If the propeller 10 will likely have to operate under very severe conditions, such as in ice, so that the propeller blades will be subject to severe loads, additional locking against undesired turning of the propeller blades can be achieved by applying a friction-enhancing material to the bearing surface 14C of the hub body and/or the associated inner side 17C of the blade flange 17, e.g. by spraying a layer of chromium oxide or tungsten carbide onto one of the surfaces or both.

Claims

1. A marine propeller comprising

a hollow hub body ( 11 ),

a plurality of propeller blades ( 16 ) distributed about the hub body ( 11 ) and detachably secured to it in engagement with an external bearing surface ( 14 C) on a wall of the hub body,

a plurality of fastening devices ( 19, 21 ) for each propeller blade ( 16 ), each fastening device including a tension rod ( 19 ) which extends from the cavity ( 11 A) of the hub body ( 11 ) through openings ( 20 ) in the wall of the hub body and is anchored in the hub body, and a flange member ( 22 ) mounted on the tension rod and supported against the side of the hub body wall ( 14 ) facing the cavity ( 11 A) of the hub body,

characterised in that the flange member ( 22 ) of each fastening device ( 19, 22 ) has a plurality of recesses ( 23 ) distributed about the tension rod ( 19 ) and tensioning members ( 24 ) received in the recesses, the tensioning members ( 24 ) being extendable from the flange member ( 22 ) towards the hub body wall ( 14 ) to apply tension to the tension rod ( 19 ).

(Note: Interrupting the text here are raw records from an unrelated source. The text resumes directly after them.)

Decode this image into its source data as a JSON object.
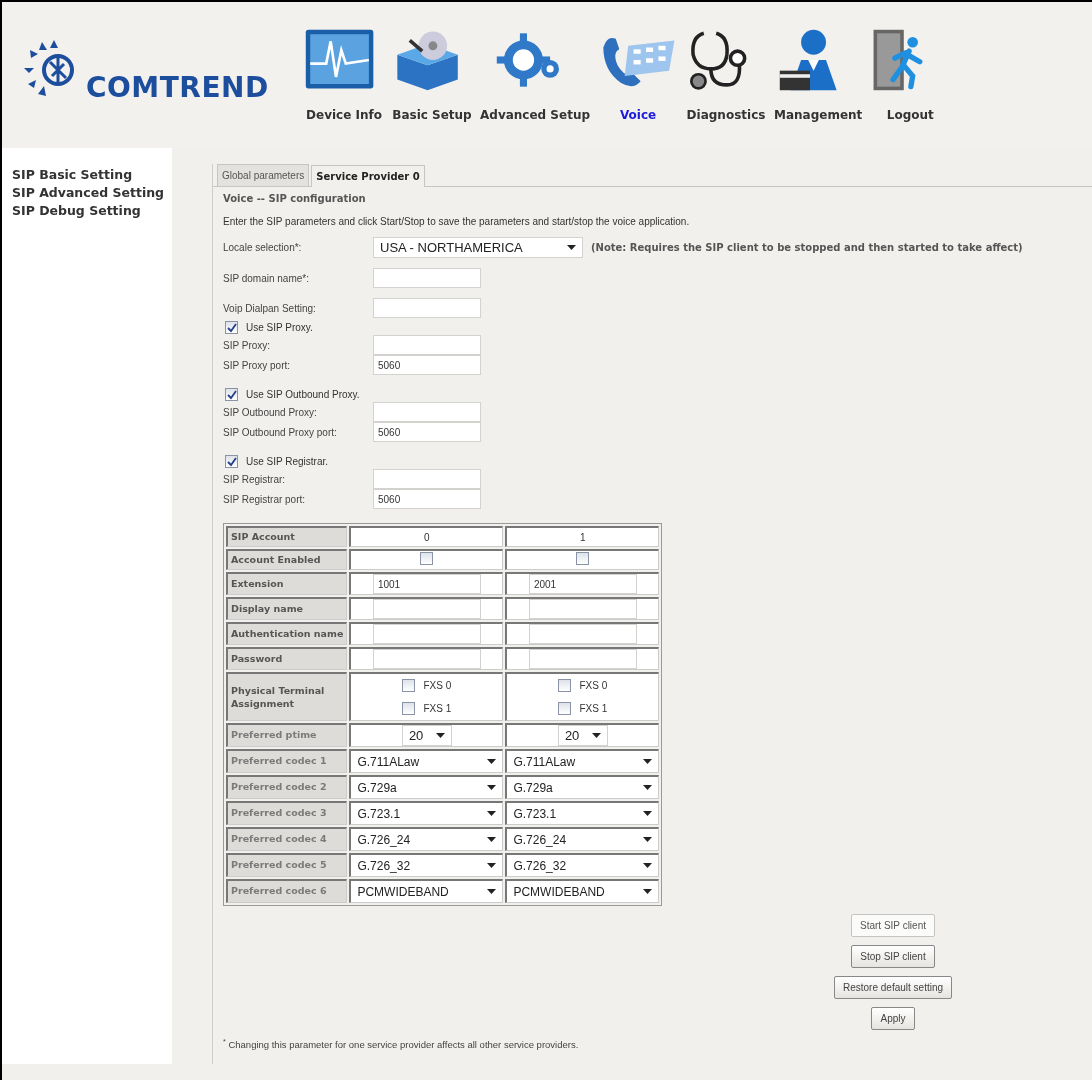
{
  "header": {
    "logo_text": "COMTREND",
    "nav": [
      {
        "label": "Device Info",
        "selected": false
      },
      {
        "label": "Basic Setup",
        "selected": false
      },
      {
        "label": "Advanced Setup",
        "selected": false
      },
      {
        "label": "Voice",
        "selected": true
      },
      {
        "label": "Diagnostics",
        "selected": false
      },
      {
        "label": "Management",
        "selected": false
      },
      {
        "label": "Logout",
        "selected": false
      }
    ]
  },
  "sidebar": {
    "items": [
      {
        "label": "SIP Basic Setting"
      },
      {
        "label": "SIP Advanced Setting"
      },
      {
        "label": "SIP Debug Setting"
      }
    ]
  },
  "tabs": [
    {
      "label": "Global parameters",
      "selected": false
    },
    {
      "label": "Service Provider 0",
      "selected": true
    }
  ],
  "section_title": "Voice -- SIP configuration",
  "intro": "Enter the SIP parameters and click Start/Stop to save the parameters and start/stop the voice application.",
  "locale": {
    "label": "Locale selection*:",
    "value": "USA - NORTHAMERICA",
    "note": "(Note: Requires the SIP client to be stopped and then started to take affect)"
  },
  "field_groups": [
    [
      {
        "kind": "input",
        "label": "SIP domain name*:"
      }
    ],
    [
      {
        "kind": "input",
        "label": "Voip Dialpan Setting:"
      },
      {
        "kind": "check",
        "label": "Use SIP Proxy.",
        "checked": true
      },
      {
        "kind": "input",
        "label": "SIP Proxy:"
      },
      {
        "kind": "input",
        "label": "SIP Proxy port:",
        "value": "5060"
      }
    ],
    [
      {
        "kind": "check",
        "label": "Use SIP Outbound Proxy.",
        "checked": true
      },
      {
        "kind": "input",
        "label": "SIP Outbound Proxy:"
      },
      {
        "kind": "input",
        "label": "SIP Outbound Proxy port:",
        "value": "5060"
      }
    ],
    [
      {
        "kind": "check",
        "label": "Use SIP Registrar.",
        "checked": true
      },
      {
        "kind": "input",
        "label": "SIP Registrar:"
      },
      {
        "kind": "input",
        "label": "SIP Registrar port:",
        "value": "5060"
      }
    ]
  ],
  "accounts": [
    {
      "kind": "header",
      "label": "SIP Account",
      "cells": [
        {
          "value": "0"
        },
        {
          "value": "1"
        }
      ]
    },
    {
      "kind": "checkbox",
      "label": "Account Enabled",
      "cells": [
        {
          "checked": false
        },
        {
          "checked": false
        }
      ]
    },
    {
      "kind": "input",
      "label": "Extension",
      "cells": [
        {
          "value": "1001"
        },
        {
          "value": "2001"
        }
      ]
    },
    {
      "kind": "input",
      "label": "Display name",
      "cells": [
        {},
        {}
      ]
    },
    {
      "kind": "input",
      "label": "Authentication name",
      "cells": [
        {},
        {}
      ]
    },
    {
      "kind": "input",
      "label": "Password",
      "cells": [
        {},
        {}
      ]
    },
    {
      "kind": "terminal",
      "label": "Physical Terminal Assignment",
      "cells": [
        {
          "options": [
            {
              "label": "FXS 0",
              "checked": false
            },
            {
              "label": "FXS 1",
              "checked": false
            }
          ]
        },
        {
          "options": [
            {
              "label": "FXS 0",
              "checked": false
            },
            {
              "label": "FXS 1",
              "checked": false
            }
          ]
        }
      ]
    },
    {
      "kind": "ptime",
      "label": "Preferred ptime",
      "cells": [
        {
          "value": "20"
        },
        {
          "value": "20"
        }
      ]
    },
    {
      "kind": "select",
      "label": "Preferred codec 1",
      "cells": [
        {
          "value": "G.711ALaw"
        },
        {
          "value": "G.711ALaw"
        }
      ]
    },
    {
      "kind": "select",
      "label": "Preferred codec 2",
      "cells": [
        {
          "value": "G.729a"
        },
        {
          "value": "G.729a"
        }
      ]
    },
    {
      "kind": "select",
      "label": "Preferred codec 3",
      "cells": [
        {
          "value": "G.723.1"
        },
        {
          "value": "G.723.1"
        }
      ]
    },
    {
      "kind": "select",
      "label": "Preferred codec 4",
      "cells": [
        {
          "value": "G.726_24"
        },
        {
          "value": "G.726_24"
        }
      ]
    },
    {
      "kind": "select",
      "label": "Preferred codec 5",
      "cells": [
        {
          "value": "G.726_32"
        },
        {
          "value": "G.726_32"
        }
      ]
    },
    {
      "kind": "select",
      "label": "Preferred codec 6",
      "cells": [
        {
          "value": "PCMWIDEBAND"
        },
        {
          "value": "PCMWIDEBAND"
        }
      ]
    }
  ],
  "buttons": [
    {
      "label": "Start SIP client",
      "disabled": true
    },
    {
      "label": "Stop SIP client",
      "disabled": false
    },
    {
      "label": "Restore default setting",
      "disabled": false
    },
    {
      "label": "Apply",
      "disabled": false
    }
  ],
  "footnote": "$^{*}$ Changing this parameter for one service provider affects all other service providers."
}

2. A marine propeller comprising

a hollow hub body ( 11 ),

a plurality of propeller blades ( 16 ) distributed about the hub body ( 11 ) and detachably secured to it in engagement with an external bearing surface ( 14 C) on a wall of the hub body,

a plurality of fastening devices ( 19, 21 ) for each propeller blade ( 16 ), each fastening device including a tension rod ( 19 ) which extends from the cavity ( 11 A) of the hub body ( 11 ) through openings ( 20 ) in the wall of the hub body and is anchored in the hub body, and a flange member ( 22 ) mounted on the tension rod and supported against the side of the hub body wall ( 14 ) facing the cavity ( 11 A) of the hub body),

said openings ( 20 ) in the wall ( 14 ) of the hub body ( 11 ) being elongate and the propeller blades ( 16 ) being turnable on the bearing surface ( 14 C) for adjustment of the blade pitch angle (&agr;) in an angular range determined by the elongate openings ( 20 ) and lockable in a selected position of adjustment within said range by means of the fastening devices ( 19, 21 ).

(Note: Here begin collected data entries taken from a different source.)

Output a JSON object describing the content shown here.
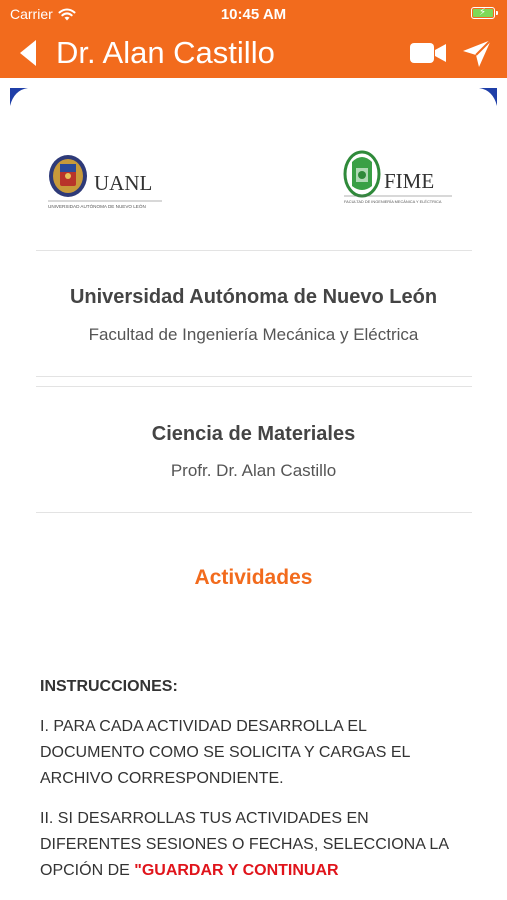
{
  "status_bar": {
    "carrier": "Carrier",
    "time": "10:45 AM",
    "wifi_icon": "wifi-icon",
    "battery_icon": "battery-charging-icon"
  },
  "nav": {
    "title": "Dr. Alan Castillo",
    "back_icon": "back-arrow-icon",
    "video_icon": "video-call-icon",
    "send_icon": "send-icon"
  },
  "logos": {
    "uanl": {
      "name": "UANL",
      "tagline": "UNIVERSIDAD AUTÓNOMA DE NUEVO LEÓN"
    },
    "fime": {
      "name": "FIME",
      "tagline": "FACULTAD DE INGENIERÍA MECÁNICA Y ELÉCTRICA"
    }
  },
  "university": {
    "title": "Universidad Autónoma de Nuevo León",
    "faculty": "Facultad de Ingeniería Mecánica y Eléctrica"
  },
  "course": {
    "title": "Ciencia de Materiales",
    "professor": "Profr. Dr. Alan Castillo"
  },
  "section": {
    "title": "Actividades"
  },
  "instructions": {
    "heading": "INSTRUCCIONES:",
    "item1": "I. PARA CADA ACTIVIDAD DESARROLLA EL DOCUMENTO COMO SE SOLICITA Y CARGAS EL ARCHIVO CORRESPONDIENTE.",
    "item2_prefix": "II. SI DESARROLLAS TUS ACTIVIDADES EN DIFERENTES SESIONES O FECHAS, SELECCIONA LA OPCIÓN  DE ",
    "item2_highlight": "\"GUARDAR Y CONTINUAR"
  },
  "colors": {
    "brand": "#f26b1d",
    "accent_red": "#e0141b",
    "corner_blue": "#1f3fa8"
  }
}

characterised in that the flange member ( 22 ) of each fastening device ( 19, 22 ) has a plurality of recesses ( 23 ) distributed about the tension rod ( 19 ) and tensioning members ( 24 ) received in the recesses, the tensioning members ( 24 ) being extendable from the flange member ( 22 ) towards the hub body wall ( 14 ) to apply tension to the tension rod ( 19 ).

3. A marine propeller as claimed in claim 1 or 2 in which the tension rod ( 19 ) is connected to the propeller blade ( 16 ) by means of a thread connection.

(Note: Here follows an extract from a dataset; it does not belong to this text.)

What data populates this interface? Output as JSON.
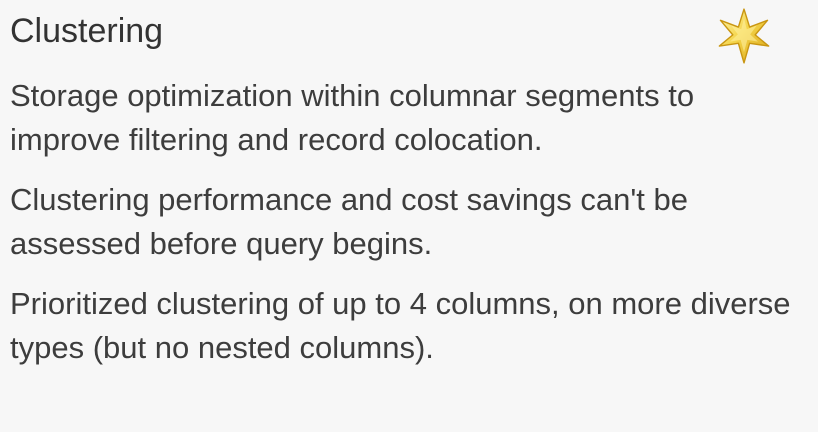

4. A marine propeller as claimed in claim 1 or 2 in which the tension rod ( 19 ) is a stud bolt, one end of which is screwed into the propeller blade ( 16 ), and the flange member ( 22 ) is a nut screwed onto the other end portion of the stud bolt.

5. A marine propeller as claimed in claim 3, in which the flange member ( 22 ) and the tension rod ( 19 ) form an integral piece.

6. A marine propeller as claimed in claim 4 in which the flange ( 22 ) member is supported against the wall ( 14 ) of the hub body through the intermediary of at least one washer ( 26 ) of hard material.

7. A marine propeller as claimed in claim 6 in which the thickness of the washer ( 26 ), or the combined thickness of the washers, is at least 0.3 times the width of the opening ( 20 ).

8. A marine propeller as claimed in claim 1 or 2 in which the recesses ( 23 ) of the flange member are threaded axial bores extending through the flange member, and the tensioning members ( 24 ) are tensioning screws received in the recesses.

9. A marine propeller as claimed in claim 1 or 2 in which a frictionenhancing material, such as a layer of chromium oxide or tungsten carbide, is applied to at least one of the bearing surface ( 14 C) of the hub body and the propeller blade surface ( 17 C) seated against the bearing surface.